I'm always fascinated to see some of the routing choices my devices make. I know that some of it is just orientation of the antenna with the antenna of one repeater versus another. But some always shock me. And I'm not talking new devices either...I'm talking devices that have been around for a while.
I can also report that 4 days after removing my Peanut plug, I no longer see bunching in my network where a couple repeaters were not used at all. For the longest time I had two repeaters that had zero devices connected to them. 4 days after pulling my peanut plug, i have a complete even distribution of devices across all the repeaters now. And things are working much faster. Is that just coincidence or do the peanuts have something to do with it? Well, the only way to know for use would be to add them back in but I've got enough evidence for me to conclude that they were the culprit.
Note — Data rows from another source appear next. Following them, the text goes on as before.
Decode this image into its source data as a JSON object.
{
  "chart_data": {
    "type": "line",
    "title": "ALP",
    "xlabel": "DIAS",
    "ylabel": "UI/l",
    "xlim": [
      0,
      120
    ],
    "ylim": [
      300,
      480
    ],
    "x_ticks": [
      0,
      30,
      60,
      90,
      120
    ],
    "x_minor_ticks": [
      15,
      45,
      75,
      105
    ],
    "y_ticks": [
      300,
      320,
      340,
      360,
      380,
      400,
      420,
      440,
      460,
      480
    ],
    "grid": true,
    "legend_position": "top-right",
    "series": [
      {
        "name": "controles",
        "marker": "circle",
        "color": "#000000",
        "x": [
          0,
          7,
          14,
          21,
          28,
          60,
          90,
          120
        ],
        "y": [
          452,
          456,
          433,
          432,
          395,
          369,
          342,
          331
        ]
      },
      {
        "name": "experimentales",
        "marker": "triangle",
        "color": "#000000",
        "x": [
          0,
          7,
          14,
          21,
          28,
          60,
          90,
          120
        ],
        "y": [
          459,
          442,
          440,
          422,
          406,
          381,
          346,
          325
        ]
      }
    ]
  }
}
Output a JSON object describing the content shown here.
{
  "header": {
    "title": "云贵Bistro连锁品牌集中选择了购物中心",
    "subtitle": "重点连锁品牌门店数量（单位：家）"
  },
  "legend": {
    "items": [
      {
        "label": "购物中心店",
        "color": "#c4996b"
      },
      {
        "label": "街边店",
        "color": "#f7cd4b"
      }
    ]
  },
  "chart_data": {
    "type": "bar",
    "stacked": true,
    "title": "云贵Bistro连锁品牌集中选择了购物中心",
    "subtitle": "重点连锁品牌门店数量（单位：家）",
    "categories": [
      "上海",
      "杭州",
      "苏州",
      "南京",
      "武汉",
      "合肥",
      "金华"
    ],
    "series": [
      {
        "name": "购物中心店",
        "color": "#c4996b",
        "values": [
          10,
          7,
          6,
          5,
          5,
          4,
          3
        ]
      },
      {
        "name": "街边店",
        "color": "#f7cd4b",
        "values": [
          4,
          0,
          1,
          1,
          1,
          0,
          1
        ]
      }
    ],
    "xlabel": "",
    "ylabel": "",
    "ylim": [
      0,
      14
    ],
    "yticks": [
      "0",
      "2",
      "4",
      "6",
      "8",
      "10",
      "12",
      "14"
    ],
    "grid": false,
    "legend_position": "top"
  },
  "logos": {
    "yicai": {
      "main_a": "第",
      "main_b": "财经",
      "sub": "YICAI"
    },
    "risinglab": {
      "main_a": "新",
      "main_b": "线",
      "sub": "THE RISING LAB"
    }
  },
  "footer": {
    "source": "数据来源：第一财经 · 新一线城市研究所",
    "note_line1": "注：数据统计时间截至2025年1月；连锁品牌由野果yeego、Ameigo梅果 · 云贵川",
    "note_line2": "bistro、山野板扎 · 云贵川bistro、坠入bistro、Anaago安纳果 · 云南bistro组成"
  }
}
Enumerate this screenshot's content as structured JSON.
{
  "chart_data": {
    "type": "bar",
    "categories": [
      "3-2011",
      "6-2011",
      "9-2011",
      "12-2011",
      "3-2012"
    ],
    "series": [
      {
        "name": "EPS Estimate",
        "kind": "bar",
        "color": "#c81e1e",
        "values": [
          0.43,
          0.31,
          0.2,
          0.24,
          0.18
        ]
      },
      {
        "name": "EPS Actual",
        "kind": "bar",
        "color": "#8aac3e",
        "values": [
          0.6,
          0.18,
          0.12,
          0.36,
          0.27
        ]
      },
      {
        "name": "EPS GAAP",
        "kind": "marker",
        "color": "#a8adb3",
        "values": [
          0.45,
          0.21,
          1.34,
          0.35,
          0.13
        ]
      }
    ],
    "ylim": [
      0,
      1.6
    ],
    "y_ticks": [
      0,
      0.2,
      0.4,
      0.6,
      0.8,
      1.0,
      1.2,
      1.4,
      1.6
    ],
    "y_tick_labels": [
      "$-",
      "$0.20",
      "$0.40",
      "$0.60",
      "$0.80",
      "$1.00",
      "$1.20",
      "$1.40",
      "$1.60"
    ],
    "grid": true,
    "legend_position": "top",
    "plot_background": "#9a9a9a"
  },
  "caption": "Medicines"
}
Anyways, they will no longer be on my recommended device list.
Interesting. In my case it was annoying that sometimes the button quickly triggered the lock with almost no perceptible delay; other times it seemed to take noticeably longer. It will be interesting to see if eliminating one possible routing choice fixes this problem (or will it somehow find another roundabout path). The routing algorithm should be able to choose the 'best' path by adding the costs of each link so multi-hop routes would not be the preference; hopefully it actually works that way in practice.
Another revelation (actually this should not have been a surprise; it was just interesting to see it in action from the sniffer trace) was the finite time it takes the Zigbee lock to poll its parent router for unlock/lock requests. There's no getting around that.
I've had good service from the half dozen or so that I use (I just have buttons and the cube). They have a nice appearance and satisfying click; pretty good range as well (double edged sword, that, if you aren't familiar with their special needs). In the year or so that I've used them, I have had to re-join them a few times, though not in the last several months now that I have a couple of compatible routers for them. Before that I had to make sure they would choose the hub as their parent when joining by powering down basically every repeater in my house. And that limited where I could use them... a pain for sure. I can see how they would frustrate anyone that wasn't aware of their special needs, parent-wise.
Exactly. Now a days a lot of stuff has dropped in price. The xiaomi is pretty much in the same ballpark.
Back in the day when they got really popular it was because of the price. That was a few years ago though.
I just tell people to get proper devices now and save the headache. I have about 80 of these xiaomi devices running nicely. Took me a while though to figure it all out.